The architecture uses two distinct layers of parallelism:
- Ray actor layer: Each learner GPU runs as an independent Ray actor. The main process coordinates these actors by issuing remote calls (e.g.,
step(),save_model(),broadcast_to_vllm()). This layer handles lifecycle management, fault detection, and heterogeneous scheduling.
- DeepSpeed layer: Within the learner actors, DeepSpeed provides data-parallel training with ZeRO optimization. DeepSpeed handles gradient synchronization, optimizer state sharding, mixed-precision training, and gradient checkpointing. The ZeRO stage (0, 2, or 3) determines the memory-efficiency/communication tradeoff.
Key design decisions:
- One GPU per actor: Each PolicyTrainerRayProcess manages exactly one GPU. This simplifies resource management and allows fine-grained placement.
- Variable learners per node: Different nodes can have different numbers of learner GPUs (e.g.,
--num_learners_per_node 2 4means 2 learners on node 0 and 4 on node 1), enabling flexible hardware utilization. - Gradient checkpointing: Enabled by default to reduce memory usage at the cost of recomputing activations during the backward pass.
- Sequence parallelism: For very long sequences, multiple GPUs can be used to parallelize the sequence dimension using Ulysses-style attention splitting.
Usage
Distributed policy training is the standard approach for all GRPO training runs with more than one learner GPU. It is configured via the ExperimentConfig parameters: num_learners_per_node, deepspeed_stage, sequence_parallel_size, and gradient_checkpointing.
Theoretical Basis
DeepSpeed ZeRO Stages
Stage 0: No sharding. Each GPU holds full model, optimizer, and gradients.
Memory per GPU: M + O + G (where M=model, O=optimizer states, G=gradients)
Communication: standard AllReduce for gradients
Stage 2: Optimizer and gradient sharding.
Memory per GPU: M + (O + G) / N
Communication: ReduceScatter for gradients, AllGather for parameters
Stage 3: Full sharding (model + optimizer + gradients).
Memory per GPU: (M + O + G) / N
Communication: AllGather for forward/backward, ReduceScatter for gradients
ZeRO Partition Groups (ZPG)
The deepspeed_zpg parameter controls the ZeRO partition group size. Setting zpg=8 (default, typically one node) means that parameter sharding only occurs within groups of 8 GPUs, reducing cross-node communication:
With zpg=8 on 2 nodes of 8 GPUs each:
- GPUs 0-7 form one partition group
- GPUs 8-15 form another partition group
- AllGather/ReduceScatter only within groups (fast intra-node)
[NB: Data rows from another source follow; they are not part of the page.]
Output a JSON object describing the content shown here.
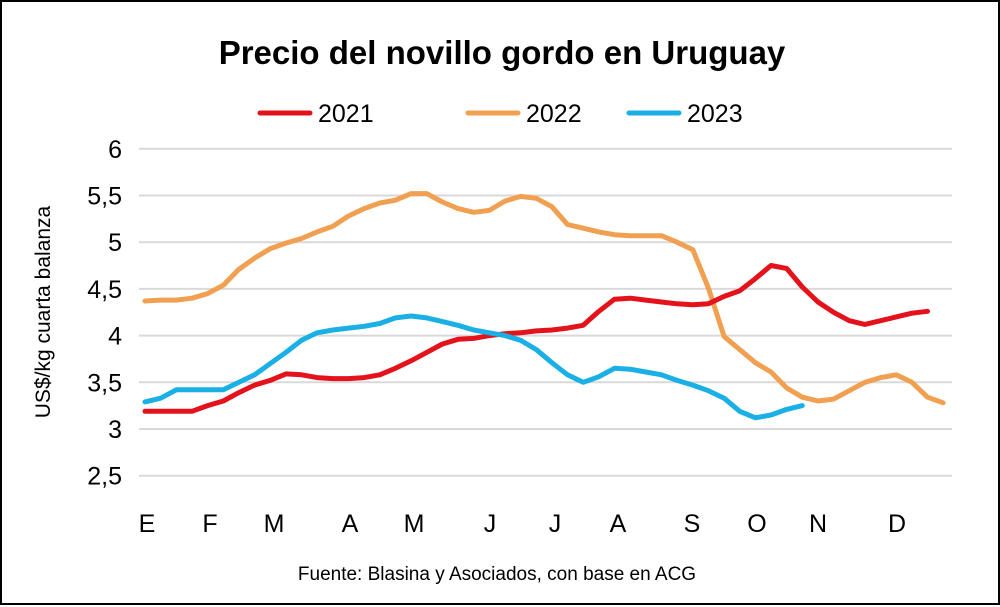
{
  "chart_data": {
    "type": "line",
    "title": "Precio del novillo gordo en Uruguay",
    "ylabel": "US$/kg cuarta balanza",
    "xlabel": "",
    "ylim": [
      2.5,
      6
    ],
    "yticks": [
      "2,5",
      "3",
      "3,5",
      "4",
      "4,5",
      "5",
      "5,5",
      "6"
    ],
    "ytick_values": [
      2.5,
      3,
      3.5,
      4,
      4.5,
      5,
      5.5,
      6
    ],
    "x_tick_labels": [
      "E",
      "F",
      "M",
      "A",
      "M",
      "J",
      "J",
      "A",
      "S",
      "O",
      "N",
      "D"
    ],
    "grid": true,
    "legend_position": "top",
    "source": "Fuente: Blasina y Asociados, con base en ACG",
    "series": [
      {
        "name": "2021",
        "color": "#e3121b",
        "values": [
          3.19,
          3.19,
          3.19,
          3.19,
          3.25,
          3.3,
          3.39,
          3.47,
          3.52,
          3.59,
          3.58,
          3.55,
          3.54,
          3.54,
          3.55,
          3.58,
          3.65,
          3.73,
          3.82,
          3.91,
          3.96,
          3.97,
          4.0,
          4.02,
          4.03,
          4.05,
          4.06,
          4.08,
          4.11,
          4.26,
          4.39,
          4.4,
          4.38,
          4.36,
          4.34,
          4.33,
          4.34,
          4.42,
          4.48,
          4.61,
          4.75,
          4.72,
          4.52,
          4.36,
          4.25,
          4.16,
          4.12,
          4.16,
          4.2,
          4.24,
          4.26
        ]
      },
      {
        "name": "2022",
        "color": "#f0a050",
        "values": [
          4.37,
          4.38,
          4.38,
          4.4,
          4.45,
          4.54,
          4.71,
          4.83,
          4.93,
          4.99,
          5.04,
          5.11,
          5.17,
          5.28,
          5.36,
          5.42,
          5.45,
          5.52,
          5.52,
          5.43,
          5.36,
          5.32,
          5.34,
          5.44,
          5.49,
          5.47,
          5.38,
          5.19,
          5.15,
          5.11,
          5.08,
          5.07,
          5.07,
          5.07,
          5.0,
          4.92,
          4.51,
          3.99,
          3.85,
          3.71,
          3.61,
          3.44,
          3.34,
          3.3,
          3.32,
          3.41,
          3.5,
          3.55,
          3.58,
          3.5,
          3.34,
          3.28
        ]
      },
      {
        "name": "2023",
        "color": "#1ab0e6",
        "values": [
          3.29,
          3.33,
          3.42,
          3.42,
          3.42,
          3.42,
          3.5,
          3.58,
          3.7,
          3.82,
          3.95,
          4.03,
          4.06,
          4.08,
          4.1,
          4.13,
          4.19,
          4.21,
          4.19,
          4.15,
          4.11,
          4.06,
          4.03,
          4.0,
          3.95,
          3.85,
          3.71,
          3.58,
          3.5,
          3.56,
          3.65,
          3.64,
          3.61,
          3.58,
          3.52,
          3.47,
          3.41,
          3.33,
          3.19,
          3.12,
          3.15,
          3.21,
          3.25
        ]
      }
    ]
  }
}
- AllReduce across groups for gradient synchronization
Ray + DeepSpeed Integration
The integration requires careful initialization ordering:
1. Ray spawns N actor processes (one per learner GPU)
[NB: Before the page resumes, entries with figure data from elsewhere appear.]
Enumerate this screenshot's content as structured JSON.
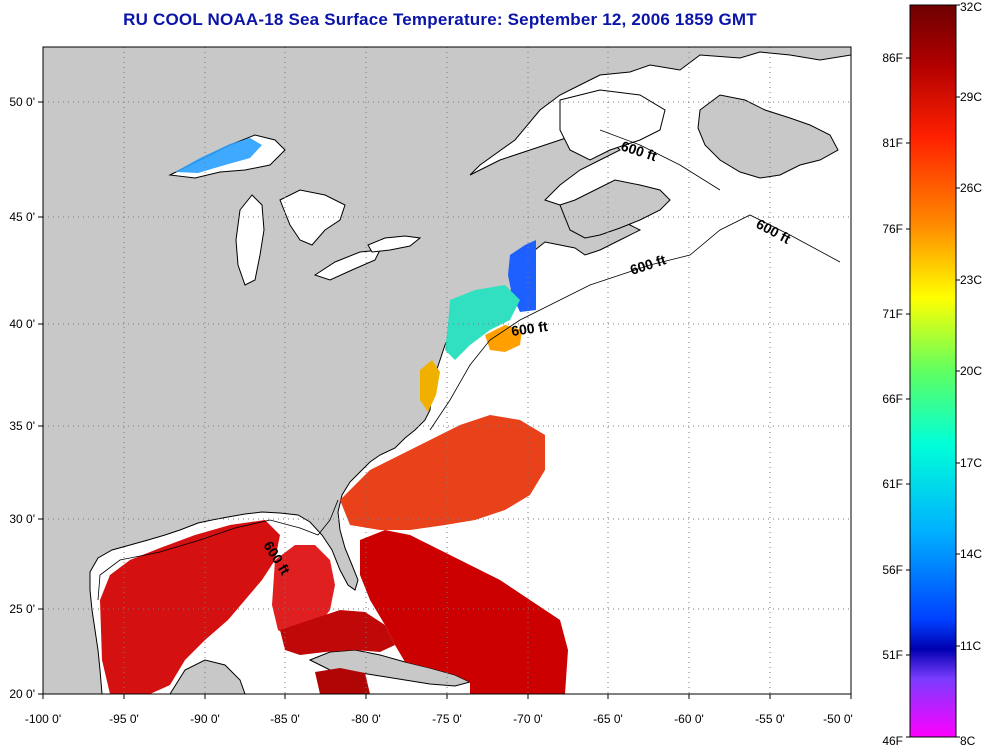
{
  "title": "RU COOL  NOAA-18  Sea Surface Temperature:  September 12, 2006 1859 GMT",
  "map": {
    "lon_ticks": [
      "-100 0'",
      "-95 0'",
      "-90 0'",
      "-85 0'",
      "-80 0'",
      "-75 0'",
      "-70 0'",
      "-65 0'",
      "-60 0'",
      "-55 0'",
      "-50 0'"
    ],
    "lat_ticks": [
      "20 0'",
      "25 0'",
      "30 0'",
      "35 0'",
      "40 0'",
      "45 0'",
      "50 0'"
    ],
    "lon_range": [
      -100,
      -50
    ],
    "lat_range": [
      20,
      52.5
    ],
    "depth_contour_labels": [
      "600 ft",
      "600 ft",
      "600 ft",
      "600 ft",
      "600 ft"
    ],
    "colors": {
      "land": "#c8c8c8",
      "ocean_no_data": "#ffffff",
      "coast": "#000000"
    }
  },
  "colorbar": {
    "celsius_labels": [
      "32C",
      "29C",
      "26C",
      "23C",
      "20C",
      "17C",
      "14C",
      "11C",
      "8C"
    ],
    "fahrenheit_labels": [
      "86F",
      "81F",
      "76F",
      "71F",
      "66F",
      "61F",
      "56F",
      "51F",
      "46F"
    ],
    "colors_top_to_bottom": [
      "#6e0000",
      "#c80000",
      "#ff3000",
      "#ff9000",
      "#ffff00",
      "#80ff40",
      "#00ffc0",
      "#00c0ff",
      "#0040ff",
      "#0000c0",
      "#8000ff",
      "#ff00ff"
    ]
  }
}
2. Each actor initializes torch.distributed (NCCL backend)
3. Each actor calls deepspeed.init_distributed()
4. Each actor creates DeepSpeed engine with the policy model
5. Rank 0 actor creates an additional process group for vLLM weight sync
6. All actors synchronize via barrier
The pre-initialization of torch.distributed before DeepSpeed is critical to avoid NCCL hangs when multiple process groups exist.